Wednesday, May 27, 2009

Bull Market?

On March 9, 2009, the S&P 500 Index bottomed out at $676.53, a decline of 25% from the $903.25 close on December 31, 2008, which in itself represented a decline of 38.5% for the year.  The March 9th close was the low point in the market since August 1996 and technically represented a support level that, if broached, threatened to take the Index down to 500 or below.

The reason for all of this, of course, is the worst worldwide recession since the “great depression” of the 1930s.  It has aptly been called “the great decession” or the “great recession” and none of us born since the 1930s can remember anything like it, nor did many expect it to be as severe as it has been.  There is no question that, given the severity of the underlying failures in the financial system, it could easily have morphed into a situation rivaling or even surpassing that of the early 1930s, if the U.S. Federal Reserve had not pumped vast amounts of money into the banking system, as well as literally becoming the buyer of last resort in the short-term money markets, a role that few, if any, would have imagined. 

Fortunately, it now appears that the Federal Reserve and the U.S. Treasury have averted the threat of further significant deflation and have effectively placed the nation’s largest banks on life support.  Nevertheless, the banking/credit system is still not functioning properly and virtually every sector of the economy continues to struggle, resulting in increasing unemployment numbers and a distinct reduction in spending both by businesses and consumers.

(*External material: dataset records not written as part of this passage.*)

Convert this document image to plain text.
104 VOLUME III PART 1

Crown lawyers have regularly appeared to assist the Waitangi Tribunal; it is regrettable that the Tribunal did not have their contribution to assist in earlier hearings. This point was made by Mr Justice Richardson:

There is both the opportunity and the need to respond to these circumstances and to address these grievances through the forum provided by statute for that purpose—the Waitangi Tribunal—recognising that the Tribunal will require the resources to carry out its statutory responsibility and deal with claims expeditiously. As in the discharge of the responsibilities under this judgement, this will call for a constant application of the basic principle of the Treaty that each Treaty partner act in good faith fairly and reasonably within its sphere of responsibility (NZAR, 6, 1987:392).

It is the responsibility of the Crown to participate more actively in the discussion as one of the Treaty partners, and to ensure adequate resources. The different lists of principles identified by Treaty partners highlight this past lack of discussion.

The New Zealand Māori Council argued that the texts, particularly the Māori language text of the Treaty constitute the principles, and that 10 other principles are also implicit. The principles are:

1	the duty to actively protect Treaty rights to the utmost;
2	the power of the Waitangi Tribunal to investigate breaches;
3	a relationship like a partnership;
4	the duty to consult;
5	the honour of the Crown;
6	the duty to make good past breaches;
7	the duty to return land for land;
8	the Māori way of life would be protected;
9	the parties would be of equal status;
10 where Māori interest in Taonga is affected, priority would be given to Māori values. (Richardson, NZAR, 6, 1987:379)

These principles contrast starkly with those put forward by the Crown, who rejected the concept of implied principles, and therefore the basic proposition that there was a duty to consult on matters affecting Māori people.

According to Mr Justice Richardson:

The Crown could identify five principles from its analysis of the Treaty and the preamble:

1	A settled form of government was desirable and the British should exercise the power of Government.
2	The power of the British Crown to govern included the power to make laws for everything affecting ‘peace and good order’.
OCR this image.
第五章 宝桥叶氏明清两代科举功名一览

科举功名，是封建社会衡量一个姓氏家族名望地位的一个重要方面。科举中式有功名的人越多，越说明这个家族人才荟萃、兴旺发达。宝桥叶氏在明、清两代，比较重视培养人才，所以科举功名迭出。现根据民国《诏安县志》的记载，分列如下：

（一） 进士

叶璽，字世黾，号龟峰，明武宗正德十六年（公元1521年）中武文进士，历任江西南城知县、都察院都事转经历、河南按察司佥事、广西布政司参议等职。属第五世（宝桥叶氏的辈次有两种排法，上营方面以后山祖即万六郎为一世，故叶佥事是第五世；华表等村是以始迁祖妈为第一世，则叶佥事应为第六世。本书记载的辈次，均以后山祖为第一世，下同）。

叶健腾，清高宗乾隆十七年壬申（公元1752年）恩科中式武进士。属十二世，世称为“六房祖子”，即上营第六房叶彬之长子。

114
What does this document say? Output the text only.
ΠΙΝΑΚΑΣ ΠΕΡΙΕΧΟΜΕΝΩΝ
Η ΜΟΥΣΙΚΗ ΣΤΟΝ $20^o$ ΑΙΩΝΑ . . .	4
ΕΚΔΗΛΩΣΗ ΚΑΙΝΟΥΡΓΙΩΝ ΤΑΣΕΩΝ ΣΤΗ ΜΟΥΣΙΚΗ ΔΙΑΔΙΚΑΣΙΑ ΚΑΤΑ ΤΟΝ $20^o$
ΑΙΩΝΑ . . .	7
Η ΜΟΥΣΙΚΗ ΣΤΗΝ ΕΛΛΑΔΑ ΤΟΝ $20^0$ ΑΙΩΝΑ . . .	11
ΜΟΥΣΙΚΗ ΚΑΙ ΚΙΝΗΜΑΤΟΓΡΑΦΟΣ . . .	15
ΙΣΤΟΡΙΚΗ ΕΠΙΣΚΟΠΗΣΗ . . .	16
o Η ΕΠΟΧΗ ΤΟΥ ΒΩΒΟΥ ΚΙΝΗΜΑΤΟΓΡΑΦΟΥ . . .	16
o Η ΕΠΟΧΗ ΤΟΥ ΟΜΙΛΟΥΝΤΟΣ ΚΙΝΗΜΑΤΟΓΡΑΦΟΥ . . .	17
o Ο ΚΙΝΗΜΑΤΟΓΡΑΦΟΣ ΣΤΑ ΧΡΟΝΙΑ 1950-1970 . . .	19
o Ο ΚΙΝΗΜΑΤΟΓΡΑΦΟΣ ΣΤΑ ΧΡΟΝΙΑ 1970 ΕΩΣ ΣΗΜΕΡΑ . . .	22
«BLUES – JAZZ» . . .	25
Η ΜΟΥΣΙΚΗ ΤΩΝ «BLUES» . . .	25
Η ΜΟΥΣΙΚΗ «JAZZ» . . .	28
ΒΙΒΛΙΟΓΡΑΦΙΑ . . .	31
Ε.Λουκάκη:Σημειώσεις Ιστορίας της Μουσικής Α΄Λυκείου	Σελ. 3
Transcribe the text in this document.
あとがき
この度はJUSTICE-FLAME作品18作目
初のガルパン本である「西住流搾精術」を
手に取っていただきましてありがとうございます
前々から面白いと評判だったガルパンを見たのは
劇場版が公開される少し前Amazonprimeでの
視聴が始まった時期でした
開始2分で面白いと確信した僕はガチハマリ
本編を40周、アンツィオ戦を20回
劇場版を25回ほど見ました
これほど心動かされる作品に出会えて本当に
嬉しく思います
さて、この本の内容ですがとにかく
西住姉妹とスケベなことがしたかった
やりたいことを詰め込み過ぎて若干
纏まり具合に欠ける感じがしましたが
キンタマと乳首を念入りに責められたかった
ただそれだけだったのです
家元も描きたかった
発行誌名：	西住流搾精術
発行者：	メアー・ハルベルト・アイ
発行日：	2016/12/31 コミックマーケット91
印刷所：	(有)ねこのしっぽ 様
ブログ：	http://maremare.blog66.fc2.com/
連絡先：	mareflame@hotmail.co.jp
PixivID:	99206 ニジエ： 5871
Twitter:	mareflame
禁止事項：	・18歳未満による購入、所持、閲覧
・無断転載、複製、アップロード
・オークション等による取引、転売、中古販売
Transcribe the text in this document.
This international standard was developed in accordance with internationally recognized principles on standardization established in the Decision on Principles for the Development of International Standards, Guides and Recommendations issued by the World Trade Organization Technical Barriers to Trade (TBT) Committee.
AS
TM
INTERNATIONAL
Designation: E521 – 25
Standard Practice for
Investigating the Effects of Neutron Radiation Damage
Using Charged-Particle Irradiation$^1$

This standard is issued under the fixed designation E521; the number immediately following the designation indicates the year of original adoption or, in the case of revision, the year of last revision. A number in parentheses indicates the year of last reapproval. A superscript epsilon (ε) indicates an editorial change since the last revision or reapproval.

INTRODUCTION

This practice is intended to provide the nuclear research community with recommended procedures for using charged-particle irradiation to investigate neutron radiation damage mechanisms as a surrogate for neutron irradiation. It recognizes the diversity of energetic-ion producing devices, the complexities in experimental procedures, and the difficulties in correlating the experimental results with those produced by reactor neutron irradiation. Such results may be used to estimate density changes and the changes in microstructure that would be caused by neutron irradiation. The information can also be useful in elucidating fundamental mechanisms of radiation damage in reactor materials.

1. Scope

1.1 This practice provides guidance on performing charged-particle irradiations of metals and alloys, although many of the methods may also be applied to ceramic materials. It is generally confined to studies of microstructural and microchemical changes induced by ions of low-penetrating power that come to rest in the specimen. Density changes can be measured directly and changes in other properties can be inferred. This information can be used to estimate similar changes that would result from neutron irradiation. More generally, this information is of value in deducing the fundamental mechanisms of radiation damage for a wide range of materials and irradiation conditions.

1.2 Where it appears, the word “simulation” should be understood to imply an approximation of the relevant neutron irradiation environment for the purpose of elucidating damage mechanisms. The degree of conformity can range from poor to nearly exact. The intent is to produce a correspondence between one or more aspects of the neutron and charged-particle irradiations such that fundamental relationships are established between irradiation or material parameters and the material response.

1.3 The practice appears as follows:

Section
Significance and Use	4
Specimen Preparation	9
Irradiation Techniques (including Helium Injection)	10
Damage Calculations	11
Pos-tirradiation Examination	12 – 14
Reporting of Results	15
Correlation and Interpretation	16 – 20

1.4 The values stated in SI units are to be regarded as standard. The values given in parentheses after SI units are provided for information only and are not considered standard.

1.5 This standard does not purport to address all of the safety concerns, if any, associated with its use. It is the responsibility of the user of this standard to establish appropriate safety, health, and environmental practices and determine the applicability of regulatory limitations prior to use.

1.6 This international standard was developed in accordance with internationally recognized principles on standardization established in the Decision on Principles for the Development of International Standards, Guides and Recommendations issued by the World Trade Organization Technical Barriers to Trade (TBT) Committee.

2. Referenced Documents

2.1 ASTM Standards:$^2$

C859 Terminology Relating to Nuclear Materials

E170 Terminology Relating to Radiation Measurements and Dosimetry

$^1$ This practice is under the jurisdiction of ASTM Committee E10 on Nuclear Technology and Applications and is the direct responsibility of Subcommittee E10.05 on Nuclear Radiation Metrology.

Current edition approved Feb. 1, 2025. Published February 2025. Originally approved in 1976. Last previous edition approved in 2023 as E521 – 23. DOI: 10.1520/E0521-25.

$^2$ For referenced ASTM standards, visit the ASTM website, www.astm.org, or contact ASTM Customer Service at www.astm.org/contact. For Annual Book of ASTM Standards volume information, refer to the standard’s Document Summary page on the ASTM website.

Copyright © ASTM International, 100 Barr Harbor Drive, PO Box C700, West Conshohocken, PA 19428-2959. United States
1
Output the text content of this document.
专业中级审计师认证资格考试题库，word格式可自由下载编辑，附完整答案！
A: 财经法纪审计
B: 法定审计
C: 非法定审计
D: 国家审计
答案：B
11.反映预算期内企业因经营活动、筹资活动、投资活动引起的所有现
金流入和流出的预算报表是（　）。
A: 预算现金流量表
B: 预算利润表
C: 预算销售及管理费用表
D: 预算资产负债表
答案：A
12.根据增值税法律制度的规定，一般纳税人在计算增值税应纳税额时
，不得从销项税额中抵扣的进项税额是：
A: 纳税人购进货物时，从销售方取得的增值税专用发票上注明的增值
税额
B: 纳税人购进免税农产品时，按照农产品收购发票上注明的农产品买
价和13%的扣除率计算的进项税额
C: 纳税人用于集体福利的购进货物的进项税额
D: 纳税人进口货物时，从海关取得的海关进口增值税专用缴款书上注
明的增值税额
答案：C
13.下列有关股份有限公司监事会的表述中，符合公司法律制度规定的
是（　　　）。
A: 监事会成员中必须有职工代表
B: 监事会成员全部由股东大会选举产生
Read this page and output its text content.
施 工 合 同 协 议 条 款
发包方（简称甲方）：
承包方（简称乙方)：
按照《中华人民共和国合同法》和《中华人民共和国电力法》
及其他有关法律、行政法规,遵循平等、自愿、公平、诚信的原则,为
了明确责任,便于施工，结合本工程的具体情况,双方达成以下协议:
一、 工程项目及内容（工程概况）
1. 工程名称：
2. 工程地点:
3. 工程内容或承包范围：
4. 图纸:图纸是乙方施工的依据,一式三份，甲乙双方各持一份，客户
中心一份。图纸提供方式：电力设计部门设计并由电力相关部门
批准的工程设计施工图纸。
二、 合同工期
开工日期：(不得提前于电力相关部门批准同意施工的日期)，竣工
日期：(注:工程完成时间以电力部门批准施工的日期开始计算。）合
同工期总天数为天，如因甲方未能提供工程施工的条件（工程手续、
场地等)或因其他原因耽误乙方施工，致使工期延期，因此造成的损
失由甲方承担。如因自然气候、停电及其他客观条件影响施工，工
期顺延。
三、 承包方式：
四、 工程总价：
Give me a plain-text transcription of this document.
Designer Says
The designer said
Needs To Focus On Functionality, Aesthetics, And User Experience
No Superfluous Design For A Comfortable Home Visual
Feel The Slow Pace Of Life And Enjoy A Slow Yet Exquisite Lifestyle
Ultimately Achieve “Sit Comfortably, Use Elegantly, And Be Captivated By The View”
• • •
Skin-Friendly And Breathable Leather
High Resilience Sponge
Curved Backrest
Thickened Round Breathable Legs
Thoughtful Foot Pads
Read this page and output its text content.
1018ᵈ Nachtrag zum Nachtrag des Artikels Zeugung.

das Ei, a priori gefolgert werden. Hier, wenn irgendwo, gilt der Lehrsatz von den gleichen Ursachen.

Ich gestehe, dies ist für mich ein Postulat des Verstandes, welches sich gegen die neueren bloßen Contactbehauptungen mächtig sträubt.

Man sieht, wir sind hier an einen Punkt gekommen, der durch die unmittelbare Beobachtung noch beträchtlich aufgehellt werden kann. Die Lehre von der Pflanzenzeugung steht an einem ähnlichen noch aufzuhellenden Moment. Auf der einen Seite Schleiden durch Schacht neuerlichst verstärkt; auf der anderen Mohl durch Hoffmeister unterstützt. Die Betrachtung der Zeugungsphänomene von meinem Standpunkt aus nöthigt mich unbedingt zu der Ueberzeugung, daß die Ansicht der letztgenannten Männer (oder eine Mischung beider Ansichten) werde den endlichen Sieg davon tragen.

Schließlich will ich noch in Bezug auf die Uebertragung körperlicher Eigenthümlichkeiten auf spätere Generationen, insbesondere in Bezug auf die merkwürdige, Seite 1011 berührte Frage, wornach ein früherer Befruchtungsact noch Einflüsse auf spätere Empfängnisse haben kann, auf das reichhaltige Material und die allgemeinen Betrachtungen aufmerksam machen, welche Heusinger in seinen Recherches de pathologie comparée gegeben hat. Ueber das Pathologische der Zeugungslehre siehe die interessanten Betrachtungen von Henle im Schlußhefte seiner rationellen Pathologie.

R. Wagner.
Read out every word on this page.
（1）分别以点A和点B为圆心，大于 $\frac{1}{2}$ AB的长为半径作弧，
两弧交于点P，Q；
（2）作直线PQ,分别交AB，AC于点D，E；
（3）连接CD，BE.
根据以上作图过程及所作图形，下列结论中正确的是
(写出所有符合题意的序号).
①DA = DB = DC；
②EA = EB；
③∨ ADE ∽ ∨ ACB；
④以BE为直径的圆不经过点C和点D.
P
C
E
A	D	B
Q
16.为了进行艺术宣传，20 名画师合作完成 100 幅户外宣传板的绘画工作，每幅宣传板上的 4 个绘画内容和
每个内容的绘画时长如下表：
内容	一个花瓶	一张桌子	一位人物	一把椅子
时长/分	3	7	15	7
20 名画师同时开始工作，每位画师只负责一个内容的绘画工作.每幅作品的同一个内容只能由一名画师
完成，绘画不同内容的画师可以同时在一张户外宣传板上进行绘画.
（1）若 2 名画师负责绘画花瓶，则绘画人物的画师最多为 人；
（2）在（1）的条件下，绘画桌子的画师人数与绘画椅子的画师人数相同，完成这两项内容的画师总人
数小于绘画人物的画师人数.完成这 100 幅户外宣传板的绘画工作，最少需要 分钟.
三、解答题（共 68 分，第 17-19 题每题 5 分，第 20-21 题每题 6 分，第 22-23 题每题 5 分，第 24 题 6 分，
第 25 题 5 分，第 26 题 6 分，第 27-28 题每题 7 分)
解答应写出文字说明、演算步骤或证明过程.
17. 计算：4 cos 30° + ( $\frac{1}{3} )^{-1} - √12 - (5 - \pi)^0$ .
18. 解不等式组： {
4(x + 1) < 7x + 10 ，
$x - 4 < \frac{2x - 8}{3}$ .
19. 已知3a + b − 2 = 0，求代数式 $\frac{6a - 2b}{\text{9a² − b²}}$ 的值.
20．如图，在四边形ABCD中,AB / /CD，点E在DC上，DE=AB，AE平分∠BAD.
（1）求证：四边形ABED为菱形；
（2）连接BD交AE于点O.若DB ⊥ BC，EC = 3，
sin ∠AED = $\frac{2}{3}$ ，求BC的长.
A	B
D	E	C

So, that said, why has the S&P 500 Index rallied 30+ percent from its low in March (which some are now terming a “generational low”) to its current level around 900?  The answer probably is that most people believe a depression scenario has been averted as the “less-bad” character of economic data exposed deep discounts in equity valuations.  A further rally from here implies expectations of significant economic strength.  Indeed, things do look better than they did two months ago, as well they should after massive infusions of capital into the credit markets and the largest fiscal stimulus program in history.

 But keep in mind that we are still not out of the woods.  Virtually every big bank in the country faces massive loan losses in their commercial loan, credit card and mortgage portfolios over the next year. The International Monetary Fund (IMF) has indicated that both European and U.S. banks are well behind the curve in terms of recognizing their credit related losses, expecting at least another $1.5 trillion to come.  The European economic outlook is perhaps more uncertain than the U.S., adding destabilizing pressure on the Euro currency.  Furthermore, almost everyone waits anxiously for signs of inflation and the anticipated headwinds from dramatically rising government deficits. 

 So what has happened since March is almost certainly a classic bear-market rally.  Bear market rallies are not unusual, but they can be very powerful.  They have occurred historically during periods of economic stress, when better than expected economic news is reported.  In April 1930, the DJIA rallied 53% off of the October 1929 market crash.  In all, between 1929 and 1932, the NYSE saw four 20% plus bear market rallies, preceding the actual generational low of the depression in July 1932, which was a whopping 86.4% lower than its high in the April 1930 bear market rally.

Since the current depression scenario now seems to have been averted, leaving us with “just” a severe recession to deal with, we probably have seen the generational market low and won’t see the kind of wild swings experienced in the 1930s.  However, we also believe it is dangerous to draw the conclusion that a new long-term bull market, based on a substantial economic recovery, has begun. The problems are not over yet and it is going to take longer than 18 months to unwind the excesses of the past 25 years.  The current market rally is likely to be corrected, or at least flattened out, with both peaks and valleys to come, as we go through the rest of 2009 and the first half of 2010.

We approach this environment with a cautious outlook and intend to maintain a conservative balance between equities and bonds.  Our model portfolio over the next 12 months (with the exception of client portfolios that require a higher fixed-income component) is roughly targeted to be 55-65% equities, 30-35% bonds, with the remaining cash in the U.S. Treasury Money Market Fund, awaiting opportunities.  While our cash holdings temporarily earn close to zero, we are comfortable being risk-free, as we seek further opportunities for yield in the bond market.  We believe the investment-grade bond market is in the early stages of providing acceptable long-term yields that will give our portfolios consistent underlying compound return.  Our equity holdings have participated nicely in the rally and we have and will continue to trim positions to keep our equity exposure within conservative limits.  However, if the markets and economy continue with signs of stabilization, we do like the value and dividends offered by several EVA-generating companies we follow.

This strategy has outperformed the S&P 500 index to date in 2009, as it did throughout 2008.  Most importantly, we continue to focus on preserving client capital, with a specific view toward generating some consistent compound yield.